Applied Methods
~JobsRhodaRobot System QA

Rhoda

Robot System QA

SoftwarePalo AltoFull-TimePosted 1 week ago

About the role

At Rhoda AI, we’re building the next generation of generalist intelligent robots. We own the full robotics stack from high-performance hardware and robot systems to the infrastructure and state-of-the-art foundation world models that control our robots. Our robots are designed to be generalists capable of operating in complex, real-world environments and handling long-tail edge cases, made possible by our cutting edge research and end-to-end system design. We've raised over $400M and are investing aggressively in model research, infrastructure, hardware development, and manufacturing scale-up to make generalist robotics a reality.

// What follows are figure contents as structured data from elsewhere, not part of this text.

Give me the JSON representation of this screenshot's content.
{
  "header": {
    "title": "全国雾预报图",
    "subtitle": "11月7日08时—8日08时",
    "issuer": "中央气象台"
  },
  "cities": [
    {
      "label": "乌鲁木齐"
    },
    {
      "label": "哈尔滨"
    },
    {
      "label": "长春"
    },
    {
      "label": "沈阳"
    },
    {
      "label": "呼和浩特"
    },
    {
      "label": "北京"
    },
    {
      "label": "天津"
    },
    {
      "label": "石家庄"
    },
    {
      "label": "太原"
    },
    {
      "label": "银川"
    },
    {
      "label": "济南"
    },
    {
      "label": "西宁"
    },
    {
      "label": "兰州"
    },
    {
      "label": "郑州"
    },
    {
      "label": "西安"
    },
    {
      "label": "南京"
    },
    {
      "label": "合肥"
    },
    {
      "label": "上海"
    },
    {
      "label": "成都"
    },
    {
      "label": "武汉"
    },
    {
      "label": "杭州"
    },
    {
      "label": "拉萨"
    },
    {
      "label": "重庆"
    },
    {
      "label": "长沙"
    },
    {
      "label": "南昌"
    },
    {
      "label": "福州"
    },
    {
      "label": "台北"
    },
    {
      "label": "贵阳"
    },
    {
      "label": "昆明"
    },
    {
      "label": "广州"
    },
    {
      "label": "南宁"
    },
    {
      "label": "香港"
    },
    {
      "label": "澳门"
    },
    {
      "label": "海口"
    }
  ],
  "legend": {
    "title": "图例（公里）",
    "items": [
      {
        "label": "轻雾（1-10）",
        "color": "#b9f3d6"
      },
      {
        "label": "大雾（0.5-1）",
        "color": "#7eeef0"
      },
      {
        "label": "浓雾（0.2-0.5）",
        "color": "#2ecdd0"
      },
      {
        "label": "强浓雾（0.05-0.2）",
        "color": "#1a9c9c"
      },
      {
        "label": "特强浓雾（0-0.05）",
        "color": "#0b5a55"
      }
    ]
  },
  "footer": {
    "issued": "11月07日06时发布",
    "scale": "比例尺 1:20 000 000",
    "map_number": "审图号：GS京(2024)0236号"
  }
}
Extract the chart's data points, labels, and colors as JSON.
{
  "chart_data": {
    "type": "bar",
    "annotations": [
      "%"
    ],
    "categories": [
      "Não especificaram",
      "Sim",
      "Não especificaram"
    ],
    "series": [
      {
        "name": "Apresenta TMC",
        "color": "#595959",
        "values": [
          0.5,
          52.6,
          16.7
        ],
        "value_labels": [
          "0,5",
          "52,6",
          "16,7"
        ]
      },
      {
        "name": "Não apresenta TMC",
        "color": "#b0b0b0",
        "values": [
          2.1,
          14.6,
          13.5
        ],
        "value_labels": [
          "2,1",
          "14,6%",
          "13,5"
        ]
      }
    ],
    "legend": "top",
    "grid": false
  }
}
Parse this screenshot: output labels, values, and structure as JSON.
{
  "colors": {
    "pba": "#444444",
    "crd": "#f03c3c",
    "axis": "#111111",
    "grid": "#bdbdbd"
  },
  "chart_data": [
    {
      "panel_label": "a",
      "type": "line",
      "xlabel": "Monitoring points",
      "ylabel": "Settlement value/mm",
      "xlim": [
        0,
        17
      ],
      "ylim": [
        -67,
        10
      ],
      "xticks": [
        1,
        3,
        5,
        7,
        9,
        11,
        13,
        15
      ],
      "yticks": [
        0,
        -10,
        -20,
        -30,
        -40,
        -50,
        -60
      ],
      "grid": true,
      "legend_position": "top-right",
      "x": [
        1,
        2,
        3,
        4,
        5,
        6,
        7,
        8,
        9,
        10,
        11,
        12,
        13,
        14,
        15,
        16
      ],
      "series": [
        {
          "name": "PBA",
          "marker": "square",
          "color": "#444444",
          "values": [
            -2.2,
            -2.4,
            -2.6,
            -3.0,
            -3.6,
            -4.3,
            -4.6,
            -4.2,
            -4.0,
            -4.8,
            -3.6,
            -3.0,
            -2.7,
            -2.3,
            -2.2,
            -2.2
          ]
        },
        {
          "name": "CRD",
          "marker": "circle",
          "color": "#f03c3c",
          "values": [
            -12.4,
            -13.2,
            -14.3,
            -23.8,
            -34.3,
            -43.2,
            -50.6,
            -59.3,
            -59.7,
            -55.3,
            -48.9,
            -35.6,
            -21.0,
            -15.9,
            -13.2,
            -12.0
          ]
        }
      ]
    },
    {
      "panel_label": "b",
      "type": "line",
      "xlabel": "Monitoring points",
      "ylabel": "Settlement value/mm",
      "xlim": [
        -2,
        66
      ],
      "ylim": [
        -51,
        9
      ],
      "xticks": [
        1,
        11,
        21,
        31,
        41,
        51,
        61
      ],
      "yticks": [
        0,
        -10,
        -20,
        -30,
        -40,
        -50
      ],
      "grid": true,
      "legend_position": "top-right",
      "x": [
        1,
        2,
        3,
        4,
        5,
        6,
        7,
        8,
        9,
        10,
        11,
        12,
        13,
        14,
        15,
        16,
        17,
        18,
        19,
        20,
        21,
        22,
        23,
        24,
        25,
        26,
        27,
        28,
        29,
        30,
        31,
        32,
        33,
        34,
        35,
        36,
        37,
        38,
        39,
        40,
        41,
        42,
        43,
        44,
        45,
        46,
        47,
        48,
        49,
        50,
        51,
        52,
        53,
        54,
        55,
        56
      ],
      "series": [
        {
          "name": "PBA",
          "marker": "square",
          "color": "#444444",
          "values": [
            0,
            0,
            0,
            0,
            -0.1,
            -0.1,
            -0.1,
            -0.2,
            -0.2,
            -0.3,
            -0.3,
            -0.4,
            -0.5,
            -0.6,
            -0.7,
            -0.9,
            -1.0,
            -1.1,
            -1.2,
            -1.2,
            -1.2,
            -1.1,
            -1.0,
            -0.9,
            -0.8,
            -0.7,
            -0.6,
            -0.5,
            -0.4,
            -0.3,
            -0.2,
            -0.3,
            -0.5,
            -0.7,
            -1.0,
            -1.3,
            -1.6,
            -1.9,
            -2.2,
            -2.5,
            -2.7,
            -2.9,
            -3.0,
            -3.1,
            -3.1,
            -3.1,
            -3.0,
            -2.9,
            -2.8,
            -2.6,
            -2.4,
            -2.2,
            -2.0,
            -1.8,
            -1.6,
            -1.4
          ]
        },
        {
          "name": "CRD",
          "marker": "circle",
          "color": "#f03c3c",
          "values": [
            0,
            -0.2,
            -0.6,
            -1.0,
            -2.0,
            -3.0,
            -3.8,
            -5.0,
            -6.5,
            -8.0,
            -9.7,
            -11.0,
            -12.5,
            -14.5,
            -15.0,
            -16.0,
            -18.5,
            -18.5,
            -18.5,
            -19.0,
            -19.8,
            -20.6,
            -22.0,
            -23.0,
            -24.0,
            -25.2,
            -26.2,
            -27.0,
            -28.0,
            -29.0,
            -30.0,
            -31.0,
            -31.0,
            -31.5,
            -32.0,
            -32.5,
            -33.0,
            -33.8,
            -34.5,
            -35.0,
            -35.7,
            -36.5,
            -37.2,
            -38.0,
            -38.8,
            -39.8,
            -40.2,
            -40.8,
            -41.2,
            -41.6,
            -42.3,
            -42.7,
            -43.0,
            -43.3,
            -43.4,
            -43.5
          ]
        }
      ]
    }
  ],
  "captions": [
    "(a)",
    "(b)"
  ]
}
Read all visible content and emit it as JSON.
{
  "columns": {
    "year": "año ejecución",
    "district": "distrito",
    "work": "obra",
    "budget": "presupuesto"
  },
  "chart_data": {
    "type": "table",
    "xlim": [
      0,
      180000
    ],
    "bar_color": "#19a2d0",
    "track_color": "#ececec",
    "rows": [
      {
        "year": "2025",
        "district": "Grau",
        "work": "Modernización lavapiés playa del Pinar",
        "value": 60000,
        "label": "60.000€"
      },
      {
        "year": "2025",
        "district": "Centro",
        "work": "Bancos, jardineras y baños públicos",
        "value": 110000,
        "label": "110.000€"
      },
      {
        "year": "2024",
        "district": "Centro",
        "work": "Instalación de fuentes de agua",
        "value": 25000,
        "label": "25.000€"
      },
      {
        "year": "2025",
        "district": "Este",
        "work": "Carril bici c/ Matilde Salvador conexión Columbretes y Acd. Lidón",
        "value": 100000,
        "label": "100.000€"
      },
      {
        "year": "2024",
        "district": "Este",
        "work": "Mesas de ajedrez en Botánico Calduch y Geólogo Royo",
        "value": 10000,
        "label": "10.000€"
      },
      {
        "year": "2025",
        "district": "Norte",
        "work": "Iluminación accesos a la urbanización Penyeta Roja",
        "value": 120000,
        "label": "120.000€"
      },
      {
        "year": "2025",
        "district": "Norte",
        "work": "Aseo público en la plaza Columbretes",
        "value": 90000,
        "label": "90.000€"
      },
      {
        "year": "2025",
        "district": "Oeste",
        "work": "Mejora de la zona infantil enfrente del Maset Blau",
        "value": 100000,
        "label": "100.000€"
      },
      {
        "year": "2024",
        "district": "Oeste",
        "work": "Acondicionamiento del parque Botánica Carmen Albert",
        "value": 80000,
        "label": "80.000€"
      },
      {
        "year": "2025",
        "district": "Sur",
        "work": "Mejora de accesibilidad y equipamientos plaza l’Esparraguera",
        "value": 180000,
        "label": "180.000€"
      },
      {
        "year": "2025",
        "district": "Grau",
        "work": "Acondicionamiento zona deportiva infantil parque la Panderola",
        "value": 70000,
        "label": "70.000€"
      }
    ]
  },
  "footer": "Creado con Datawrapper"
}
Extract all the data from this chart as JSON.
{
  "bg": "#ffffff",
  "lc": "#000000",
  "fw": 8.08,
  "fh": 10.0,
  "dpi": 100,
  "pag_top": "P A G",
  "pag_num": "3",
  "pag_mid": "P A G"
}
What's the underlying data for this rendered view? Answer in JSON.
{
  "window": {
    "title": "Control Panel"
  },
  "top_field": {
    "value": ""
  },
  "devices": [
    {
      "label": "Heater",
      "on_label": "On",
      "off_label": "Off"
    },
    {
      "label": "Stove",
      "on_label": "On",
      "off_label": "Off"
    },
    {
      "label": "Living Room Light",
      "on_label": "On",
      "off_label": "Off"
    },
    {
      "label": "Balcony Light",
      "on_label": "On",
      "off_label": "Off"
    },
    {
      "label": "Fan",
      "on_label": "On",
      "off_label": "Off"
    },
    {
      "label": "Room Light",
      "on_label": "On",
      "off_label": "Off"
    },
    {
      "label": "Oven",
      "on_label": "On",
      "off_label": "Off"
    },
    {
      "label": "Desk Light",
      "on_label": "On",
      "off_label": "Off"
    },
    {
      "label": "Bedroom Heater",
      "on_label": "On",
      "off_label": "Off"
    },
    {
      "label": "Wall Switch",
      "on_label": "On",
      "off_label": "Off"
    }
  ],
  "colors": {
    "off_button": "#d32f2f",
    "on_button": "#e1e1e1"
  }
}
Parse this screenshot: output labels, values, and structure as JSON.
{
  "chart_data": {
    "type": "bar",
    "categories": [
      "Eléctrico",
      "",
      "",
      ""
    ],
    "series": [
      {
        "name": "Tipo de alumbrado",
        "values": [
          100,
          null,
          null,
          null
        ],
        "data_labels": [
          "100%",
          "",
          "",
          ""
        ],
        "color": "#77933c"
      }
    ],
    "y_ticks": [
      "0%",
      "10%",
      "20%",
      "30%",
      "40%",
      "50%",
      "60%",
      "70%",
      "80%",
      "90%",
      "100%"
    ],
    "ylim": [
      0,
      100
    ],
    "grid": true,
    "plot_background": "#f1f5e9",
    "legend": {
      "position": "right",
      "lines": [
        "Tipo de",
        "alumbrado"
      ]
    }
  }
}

We're looking for a Robot Systems QA Engineer to own the quality and reliability bar across our entire robotics platform — not just the robot itself, but the full system it operates within. You'll design and execute the validation frameworks, benchmarking pipelines, and reliability testing programs that determine whether our systems are truly ready for real-world deployment.

What You'll Do

  • Design and own end-to-end system validation frameworks that span the full platform — robot hardware and software, cloud infrastructure, networking and communication systems, data pipelines, and operational tooling

  • Collaborate closely with system engineering and the product team to derive test cases and success criteria from high-level requirements

  • Define and track reliability KPIs and deployment readiness criteria across all system components — establishing clear, measurable thresholds that gate production releases

  • Build and maintain benchmarking pipelines that systematically evaluate system performance across key dimensions: uptime, latency, throughput, fault recovery, and end-to-end task success rates

  • Design and execute stress testing, failure mode analysis, and fault injection programs to identify reliability risks before they surface in deployment

  • Investigate and root-cause system-level failures — spanning software, hardware, networking, and infrastructure boundaries — and drive corrective actions and regression tests to prevent recurrence

  • Collaborate closely with robotics, infrastructure, and ML teams to embed quality and testability into system design from the ground up

What We're Looking For

  • 4+ years of experience in systems QA, reliability engineering, or a closely related field

  • Strong systems thinking — ability to reason about reliability and failure modes across complex, multi-component systems

  • Experience defining and tracking reliability KPIs, SLOs, and deployment readiness criteria for production systems

  • Hands-on experience designing and executing benchmarking, stress testing, and failure mode analysis programs

  • Strong debugging and root-cause analysis skills across software, hardware, and system boundaries

  • Proficiency in Python and/or C++ for test automation and tooling

  • Effective communication skills — able to synthesize system health signal and communicate release readiness clearly across engineering and leadership

Nice to Have (But Not Required)

  • Experience with hardware-in-the-loop testing or validation of physical systems

  • Familiarity with robotics software stacks, perception systems, or control systems

  • Background in reliability engineering, FMEA, or safety-critical systems validation

  • Experience with observability and monitoring infrastructure (e.g., Prometheus, Grafana, or similar)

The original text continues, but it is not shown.